By Ryan Cornell
How many monarch butterflies have you seen this summer?
Probably not too many, and for good reason. As herbicides and land development continues to wipe out milkweed, their main source of nutrition, less and less of the orange and black butterflies have found ways to survive.
Because of the dwindling number of these pollinators, it's become more important -- and trendier -- than ever to embrace sustainability when it comes to landscape design.
Katie Sokol, president of the Virginia Society of Landscape Designers, said she's seen a high demand among homeowners for sustainable yards.
"You're trying to design your projects so five years down the road you're not going to be either replacing the hardscape or moving all your plants, because you planted too many and they got too gigantic or they don't have the proper soil," she said.
Homeowners can use native plants such as the perennial Joe-Pye weed to attract bees, butterflies and other pollinators that will maintain a healthy ecosystem.
Sokol said reducing the amount of lawn space can also help improve sustainability.

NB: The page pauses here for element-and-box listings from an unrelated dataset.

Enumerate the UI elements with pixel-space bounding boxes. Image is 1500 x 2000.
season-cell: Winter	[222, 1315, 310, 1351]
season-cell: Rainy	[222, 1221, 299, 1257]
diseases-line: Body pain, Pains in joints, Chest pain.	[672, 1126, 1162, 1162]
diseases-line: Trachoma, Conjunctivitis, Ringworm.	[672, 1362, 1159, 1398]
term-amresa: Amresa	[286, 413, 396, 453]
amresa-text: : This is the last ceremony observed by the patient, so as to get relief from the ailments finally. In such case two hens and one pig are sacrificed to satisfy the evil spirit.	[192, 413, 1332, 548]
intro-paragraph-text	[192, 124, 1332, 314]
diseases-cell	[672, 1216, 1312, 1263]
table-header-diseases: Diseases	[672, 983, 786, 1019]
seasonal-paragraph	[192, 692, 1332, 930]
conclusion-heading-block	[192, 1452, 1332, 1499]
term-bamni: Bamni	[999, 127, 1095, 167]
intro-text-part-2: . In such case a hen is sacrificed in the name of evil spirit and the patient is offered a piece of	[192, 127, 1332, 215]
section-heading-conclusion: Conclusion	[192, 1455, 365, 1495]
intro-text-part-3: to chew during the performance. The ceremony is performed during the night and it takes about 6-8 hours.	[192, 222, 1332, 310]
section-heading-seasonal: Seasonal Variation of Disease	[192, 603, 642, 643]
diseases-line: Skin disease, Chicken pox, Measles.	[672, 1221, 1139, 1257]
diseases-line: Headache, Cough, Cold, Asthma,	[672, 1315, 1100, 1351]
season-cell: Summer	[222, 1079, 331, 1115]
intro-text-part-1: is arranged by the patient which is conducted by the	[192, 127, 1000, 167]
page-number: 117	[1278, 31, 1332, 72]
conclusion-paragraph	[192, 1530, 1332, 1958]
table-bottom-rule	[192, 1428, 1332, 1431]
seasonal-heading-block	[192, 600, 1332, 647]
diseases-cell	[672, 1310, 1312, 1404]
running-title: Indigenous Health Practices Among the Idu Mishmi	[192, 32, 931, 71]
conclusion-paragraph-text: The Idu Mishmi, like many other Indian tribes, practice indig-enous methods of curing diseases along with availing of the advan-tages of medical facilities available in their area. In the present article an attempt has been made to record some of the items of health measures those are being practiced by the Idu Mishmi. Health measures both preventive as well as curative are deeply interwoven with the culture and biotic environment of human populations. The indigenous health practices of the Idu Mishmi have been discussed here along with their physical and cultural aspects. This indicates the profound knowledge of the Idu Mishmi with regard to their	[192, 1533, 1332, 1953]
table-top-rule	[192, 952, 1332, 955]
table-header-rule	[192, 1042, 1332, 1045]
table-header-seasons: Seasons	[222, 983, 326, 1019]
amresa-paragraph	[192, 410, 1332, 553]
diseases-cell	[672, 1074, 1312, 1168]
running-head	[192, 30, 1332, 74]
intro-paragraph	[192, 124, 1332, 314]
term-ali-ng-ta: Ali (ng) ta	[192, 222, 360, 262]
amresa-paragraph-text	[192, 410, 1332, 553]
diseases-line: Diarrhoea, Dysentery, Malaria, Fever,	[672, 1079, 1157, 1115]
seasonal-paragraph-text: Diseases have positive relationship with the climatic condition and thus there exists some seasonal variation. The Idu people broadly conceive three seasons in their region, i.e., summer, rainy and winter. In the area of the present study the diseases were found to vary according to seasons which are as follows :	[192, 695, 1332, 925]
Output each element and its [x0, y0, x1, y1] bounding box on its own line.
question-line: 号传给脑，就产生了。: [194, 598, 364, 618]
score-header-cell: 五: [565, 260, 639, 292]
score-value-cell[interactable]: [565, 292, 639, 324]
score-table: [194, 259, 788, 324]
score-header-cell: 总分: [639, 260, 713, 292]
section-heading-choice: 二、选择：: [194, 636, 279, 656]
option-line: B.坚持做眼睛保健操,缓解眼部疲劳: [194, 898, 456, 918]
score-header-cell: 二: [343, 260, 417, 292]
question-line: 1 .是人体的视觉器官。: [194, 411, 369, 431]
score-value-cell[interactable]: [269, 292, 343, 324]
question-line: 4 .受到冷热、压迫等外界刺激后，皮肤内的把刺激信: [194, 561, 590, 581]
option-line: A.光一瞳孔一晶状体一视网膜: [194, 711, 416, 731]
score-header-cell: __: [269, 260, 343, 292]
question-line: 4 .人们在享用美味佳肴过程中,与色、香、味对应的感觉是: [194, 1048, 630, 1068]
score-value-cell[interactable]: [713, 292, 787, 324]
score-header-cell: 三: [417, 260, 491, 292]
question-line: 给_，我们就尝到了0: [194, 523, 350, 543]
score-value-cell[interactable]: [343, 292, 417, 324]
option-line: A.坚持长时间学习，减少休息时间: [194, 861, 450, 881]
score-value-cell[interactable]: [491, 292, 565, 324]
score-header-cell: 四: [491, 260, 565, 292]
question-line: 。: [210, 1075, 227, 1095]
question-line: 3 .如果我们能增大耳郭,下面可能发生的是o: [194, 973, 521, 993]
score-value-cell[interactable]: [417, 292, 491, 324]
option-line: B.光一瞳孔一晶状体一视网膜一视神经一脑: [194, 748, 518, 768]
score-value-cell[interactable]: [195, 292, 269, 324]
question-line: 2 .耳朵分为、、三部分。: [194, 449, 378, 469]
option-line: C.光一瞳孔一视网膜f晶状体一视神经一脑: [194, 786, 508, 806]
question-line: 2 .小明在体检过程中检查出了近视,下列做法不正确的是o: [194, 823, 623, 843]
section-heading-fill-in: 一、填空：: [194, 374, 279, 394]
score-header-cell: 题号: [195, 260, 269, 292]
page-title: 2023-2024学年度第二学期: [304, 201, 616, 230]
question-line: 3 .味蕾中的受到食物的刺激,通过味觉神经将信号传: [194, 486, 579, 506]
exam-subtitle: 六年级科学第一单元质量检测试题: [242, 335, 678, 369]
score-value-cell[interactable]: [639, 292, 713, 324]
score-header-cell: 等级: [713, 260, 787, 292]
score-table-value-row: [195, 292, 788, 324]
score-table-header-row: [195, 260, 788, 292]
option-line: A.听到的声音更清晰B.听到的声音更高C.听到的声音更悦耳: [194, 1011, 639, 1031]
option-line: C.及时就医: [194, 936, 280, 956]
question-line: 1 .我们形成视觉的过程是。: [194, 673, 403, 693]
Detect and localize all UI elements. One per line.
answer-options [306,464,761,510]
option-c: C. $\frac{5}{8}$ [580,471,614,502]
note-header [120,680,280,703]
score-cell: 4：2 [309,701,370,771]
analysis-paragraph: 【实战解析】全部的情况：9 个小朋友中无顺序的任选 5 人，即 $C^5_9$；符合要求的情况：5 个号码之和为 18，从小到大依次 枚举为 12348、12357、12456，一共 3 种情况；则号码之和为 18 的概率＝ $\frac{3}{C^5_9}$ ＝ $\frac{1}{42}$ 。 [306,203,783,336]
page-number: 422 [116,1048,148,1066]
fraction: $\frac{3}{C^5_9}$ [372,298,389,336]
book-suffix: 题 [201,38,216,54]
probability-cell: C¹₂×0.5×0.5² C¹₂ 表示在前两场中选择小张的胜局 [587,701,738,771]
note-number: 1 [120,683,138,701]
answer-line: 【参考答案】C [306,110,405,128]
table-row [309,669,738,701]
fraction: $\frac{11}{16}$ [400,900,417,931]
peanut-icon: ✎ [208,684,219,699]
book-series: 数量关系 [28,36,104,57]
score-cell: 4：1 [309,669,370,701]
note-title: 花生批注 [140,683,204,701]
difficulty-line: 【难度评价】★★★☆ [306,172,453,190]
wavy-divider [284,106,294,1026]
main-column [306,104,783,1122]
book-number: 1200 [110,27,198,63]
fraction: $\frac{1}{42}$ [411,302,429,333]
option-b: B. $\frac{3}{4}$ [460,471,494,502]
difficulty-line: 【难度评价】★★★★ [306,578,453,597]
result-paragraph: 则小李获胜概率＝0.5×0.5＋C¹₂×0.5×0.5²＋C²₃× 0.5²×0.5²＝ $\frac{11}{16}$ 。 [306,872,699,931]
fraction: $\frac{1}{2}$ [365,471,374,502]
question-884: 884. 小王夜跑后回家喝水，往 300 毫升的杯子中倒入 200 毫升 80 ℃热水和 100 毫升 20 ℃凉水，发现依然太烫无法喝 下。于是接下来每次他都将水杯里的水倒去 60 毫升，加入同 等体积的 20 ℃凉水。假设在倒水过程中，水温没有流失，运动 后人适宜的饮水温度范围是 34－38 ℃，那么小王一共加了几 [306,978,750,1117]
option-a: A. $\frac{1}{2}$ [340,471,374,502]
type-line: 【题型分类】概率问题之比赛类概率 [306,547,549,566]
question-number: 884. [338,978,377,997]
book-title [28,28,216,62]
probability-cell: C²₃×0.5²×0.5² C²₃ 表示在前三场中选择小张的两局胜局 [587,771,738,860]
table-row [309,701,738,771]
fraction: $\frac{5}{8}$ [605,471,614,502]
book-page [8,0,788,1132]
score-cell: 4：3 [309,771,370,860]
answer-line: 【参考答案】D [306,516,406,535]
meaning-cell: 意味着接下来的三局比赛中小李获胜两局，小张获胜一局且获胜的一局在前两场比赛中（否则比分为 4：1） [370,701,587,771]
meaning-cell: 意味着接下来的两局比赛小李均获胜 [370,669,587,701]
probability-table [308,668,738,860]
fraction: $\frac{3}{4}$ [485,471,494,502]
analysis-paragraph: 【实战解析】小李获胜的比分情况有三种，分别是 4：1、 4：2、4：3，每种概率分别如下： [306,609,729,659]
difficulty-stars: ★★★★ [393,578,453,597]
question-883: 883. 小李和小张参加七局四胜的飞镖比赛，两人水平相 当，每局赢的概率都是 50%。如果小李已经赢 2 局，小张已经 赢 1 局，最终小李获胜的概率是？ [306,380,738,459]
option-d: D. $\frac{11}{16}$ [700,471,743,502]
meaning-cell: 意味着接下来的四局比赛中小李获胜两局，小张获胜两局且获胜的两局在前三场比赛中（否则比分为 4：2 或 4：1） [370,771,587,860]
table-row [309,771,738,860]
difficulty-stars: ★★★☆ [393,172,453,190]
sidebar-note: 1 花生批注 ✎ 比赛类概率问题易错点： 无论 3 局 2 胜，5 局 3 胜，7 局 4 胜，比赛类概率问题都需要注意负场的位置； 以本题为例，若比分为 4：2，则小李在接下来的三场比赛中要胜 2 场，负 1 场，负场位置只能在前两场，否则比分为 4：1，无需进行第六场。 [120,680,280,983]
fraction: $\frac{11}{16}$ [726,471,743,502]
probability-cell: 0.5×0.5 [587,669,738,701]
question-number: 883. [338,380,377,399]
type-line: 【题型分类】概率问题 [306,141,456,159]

"Lawns require a lot of maintenance," she said. "The mowing that goes into them, a lot of people treat them with chemicals and all that stuff can be detrimental to the surrounding environment."
Homeowners should try to recycle materials whenever possible, she added.
"Let's say you have an old ratty fence and you tore it down," she said. "There are other uses for that wood you can reuse in the landscape...Maybe you don't have to tear out all your pavers and can reuse them somewhere else in the yard."
Sokol is a certified landscape designer with Down River Landscape Design in Rileyville.
The Virginia Society of Landscape Designers comprises about 100 certified members throughout the commonwealth.